J’l’ai regardée, tout doux : « Ma p’tite envolée,
On n’vole pas juste avec un peu de volonté.
Faut d’la plume, du saut, un chouïa d’adresse,
Et éviter d’viser la tête d’un pauvre hère en détresse. »
Elle a soufflé très fort, les joues toutes rondes,
Convaincue d’soulever les lois du monde.
Elle a battu des bras, lancé un cri d’alouette…
Et s’est envolée… d’un bon mètre en défaite.
Puis elle m’a dit, les fesses pleines de cailloux :
« J’crois qu’ça marche mieux qu’ses conseils en ragoût ! »
Le saltimbanque conclut sa tirade en désignant Cléandre, d'un geste éloquent, laissant entendre qui était la cible de ses mots. Le public se leva d’un rire collectif, un tumulte de voix et de sourires, des éclats francs, des rires cristallins, qui montaient en spirale. Les enfants se tapaient les genoux, les anciens se redressaient dans leur siège : un joyeux désordre, une mer de rires qui éclaboussait l’air. Cléandre, d'un regard acéré, balaya l'effusion, ne laissant pas l'instant s’étirer. Il reprit d’une voix ferme, sans laisser à la moquerie le temps de se poser :
Ah, vous croyez que tout ça, c’était la fin, hein ?

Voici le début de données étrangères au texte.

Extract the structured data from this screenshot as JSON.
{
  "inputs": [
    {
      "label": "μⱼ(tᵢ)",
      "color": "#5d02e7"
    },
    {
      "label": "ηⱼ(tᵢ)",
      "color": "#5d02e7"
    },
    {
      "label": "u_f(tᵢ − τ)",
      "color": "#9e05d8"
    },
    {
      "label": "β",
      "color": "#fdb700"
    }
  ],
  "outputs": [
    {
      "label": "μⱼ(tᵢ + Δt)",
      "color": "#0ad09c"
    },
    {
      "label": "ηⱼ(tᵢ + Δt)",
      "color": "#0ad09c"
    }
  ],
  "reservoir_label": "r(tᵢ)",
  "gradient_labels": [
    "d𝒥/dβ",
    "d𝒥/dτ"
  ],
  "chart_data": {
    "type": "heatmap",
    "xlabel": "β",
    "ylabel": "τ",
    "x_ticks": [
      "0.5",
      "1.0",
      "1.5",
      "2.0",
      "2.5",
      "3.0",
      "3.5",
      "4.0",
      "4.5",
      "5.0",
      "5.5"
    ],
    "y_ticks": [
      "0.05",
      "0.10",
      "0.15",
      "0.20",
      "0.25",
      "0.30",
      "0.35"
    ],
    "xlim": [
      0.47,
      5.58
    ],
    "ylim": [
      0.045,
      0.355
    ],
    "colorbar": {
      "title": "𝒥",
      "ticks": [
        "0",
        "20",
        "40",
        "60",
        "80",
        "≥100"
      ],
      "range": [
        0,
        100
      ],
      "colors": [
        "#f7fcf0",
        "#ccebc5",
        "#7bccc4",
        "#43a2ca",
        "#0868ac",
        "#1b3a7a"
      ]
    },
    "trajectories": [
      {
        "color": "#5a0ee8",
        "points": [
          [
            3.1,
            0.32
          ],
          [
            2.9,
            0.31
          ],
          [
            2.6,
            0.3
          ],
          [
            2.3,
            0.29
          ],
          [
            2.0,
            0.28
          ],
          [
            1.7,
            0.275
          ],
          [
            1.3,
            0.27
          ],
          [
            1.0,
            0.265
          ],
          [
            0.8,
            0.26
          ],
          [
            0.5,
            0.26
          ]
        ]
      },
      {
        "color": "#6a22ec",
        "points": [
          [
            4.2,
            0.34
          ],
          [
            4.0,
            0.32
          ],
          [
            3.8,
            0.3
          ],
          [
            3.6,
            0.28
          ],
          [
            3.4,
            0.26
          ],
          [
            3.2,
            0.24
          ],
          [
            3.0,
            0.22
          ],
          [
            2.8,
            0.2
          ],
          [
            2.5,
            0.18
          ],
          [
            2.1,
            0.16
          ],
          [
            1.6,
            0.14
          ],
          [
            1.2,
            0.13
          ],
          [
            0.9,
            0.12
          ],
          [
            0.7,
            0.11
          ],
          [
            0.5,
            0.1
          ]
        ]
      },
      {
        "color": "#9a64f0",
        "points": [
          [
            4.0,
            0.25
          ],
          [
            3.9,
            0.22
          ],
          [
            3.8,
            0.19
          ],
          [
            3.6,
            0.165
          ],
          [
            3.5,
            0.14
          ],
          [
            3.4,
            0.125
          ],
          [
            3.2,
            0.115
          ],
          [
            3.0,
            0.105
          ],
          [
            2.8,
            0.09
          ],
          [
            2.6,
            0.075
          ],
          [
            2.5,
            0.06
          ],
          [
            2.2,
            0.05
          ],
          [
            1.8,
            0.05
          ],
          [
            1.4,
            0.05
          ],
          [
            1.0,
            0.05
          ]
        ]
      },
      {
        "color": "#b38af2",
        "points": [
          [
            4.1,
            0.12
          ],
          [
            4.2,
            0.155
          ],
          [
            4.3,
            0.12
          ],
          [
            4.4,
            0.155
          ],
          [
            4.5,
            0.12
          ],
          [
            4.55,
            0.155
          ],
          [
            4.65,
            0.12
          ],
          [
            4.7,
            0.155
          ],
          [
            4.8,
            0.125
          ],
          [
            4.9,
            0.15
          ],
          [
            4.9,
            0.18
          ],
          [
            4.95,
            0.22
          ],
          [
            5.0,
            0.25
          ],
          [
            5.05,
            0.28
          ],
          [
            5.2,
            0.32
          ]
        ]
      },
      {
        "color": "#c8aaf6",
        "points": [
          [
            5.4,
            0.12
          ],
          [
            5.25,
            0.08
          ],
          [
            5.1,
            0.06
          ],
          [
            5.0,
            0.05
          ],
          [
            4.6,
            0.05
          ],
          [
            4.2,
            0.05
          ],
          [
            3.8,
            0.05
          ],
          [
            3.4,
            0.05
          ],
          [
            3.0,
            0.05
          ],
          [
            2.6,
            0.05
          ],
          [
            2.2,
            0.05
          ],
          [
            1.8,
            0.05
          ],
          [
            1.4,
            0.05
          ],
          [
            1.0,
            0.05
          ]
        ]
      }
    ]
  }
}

Non, chers amis, le miracle n’est pas encore atteint.
Lilette, ma chère Lilette, avec son rêve de ciel,
A trouvé la solution, un procédé sans pareil.
Elle a vu les cieux, elle les a voulus,
Alors moi, Cléandre, homme de raison, un peu perdu,
J’ai dit : Ma p’tite, faut pas juste y croire,
Il faut du rêve et de la science, un peu d’espoir !
Et j’ai trouvé la solution, plus puissante que tout,
Pas d’ailes, pas de plumes, non, non, pas du tout !
J’ai dit à Lilette : Viens, il te faut de la propulsion,
Une vraie force, une révolution !
Alors j’ai pris un baril, un grand de poudre noire,
Et j’ai dit : Mets-toi là, sois prête, regarde-moi,
Ce sera rapide, tu n’auras rien à craindre,
Mais prends garde, ma petite, à ne pas t’éteindre !
Elle m’a écouté, confiante et innocente,
Pensant que l’air la porterait en une danse.
Je l’ai poussée dans le baril, la mèche allumée,
Elle m’a regardé, toute joyeuse et animée.
Et puis… BOUM ! Elle a explosé dans les cieux,
Ses morceaux d’elle, dispersés, heureux,
Et là-haut, en plein vol, elle criait : Cléandre, regarde-moi !
Je vole ! Je vole ! Et moi, là, je savais ça…
Elle s’élevait, oui, dans une belle fumée,
Et moi, je savais qu’elle était… bien… éclatée.
C’est ça la vérité, vous comprenez ?
Voler n’est pas si simple, faut savoir doser.
Pas de magie, pas de fée, juste du feu,
Et des morceaux d’elle, qui volaient dans les cieux !
Cléandre fit une révérence. Il resta courbé un instant de trop, savourant ce qu’il croyait être l’extase suspendue d’un public conquis. Il se redressa lentement, le menton haut, le regard déjà prêt à cueillir les éclats de rire, les bravos, les vivats. Tout ce qu’il trouva fut un mur de silence, pas un souffle, pas un sourire.
Les visages, figés, s’étaient métamorphosés. Les yeux ronds, les bouches closes, certains blêmes, d’autres crispés. Un homme, au premier rang, serrait les accoudoirs de sa chaise pour ne pas se lever et faire un scandale. Une vieille femme au châle fleuri avait reculé d’un pas, les lèvres pincées avec l’horreur muette d’un témoin d’accident. Une fillette, à moitié cachée derrière sa mère, murmurait quelque chose d’inaudible, fixant Cléandre comme on fixe un ogre.
Lui ne bougea pas tout de suite. Il se tenait droit, raide, le sourire encore accroché à sa bouche. Puis il comprit, ce n’était pas de la surprise, ce n’était pas de l’admiration : c'était du dégoût.
Il tenta un clin d’œil, une moue, un petit geste de connivence : rien ne bougea. La foule s’était changée en tribunal et pas un juré ne riait. Une tension sourde et poisseuse s’était déposée sur les bancs, sur les pierres, sur l’air même. Quelqu’un toussa. Un autre marmonna quelque chose qu’on n’osa pas répéter.
Cléandre resta un instant planté là, seul au milieu de l’arène, les bras ballants. Puis, haussant les épaules, il lâcha à mi-voix, sans vraiment chercher à se faire entendre :
— Trop avant-garde, sans doute… Ils comprendront demain.
Et il descendit de la scène sans se presser, droit et orgueilleux.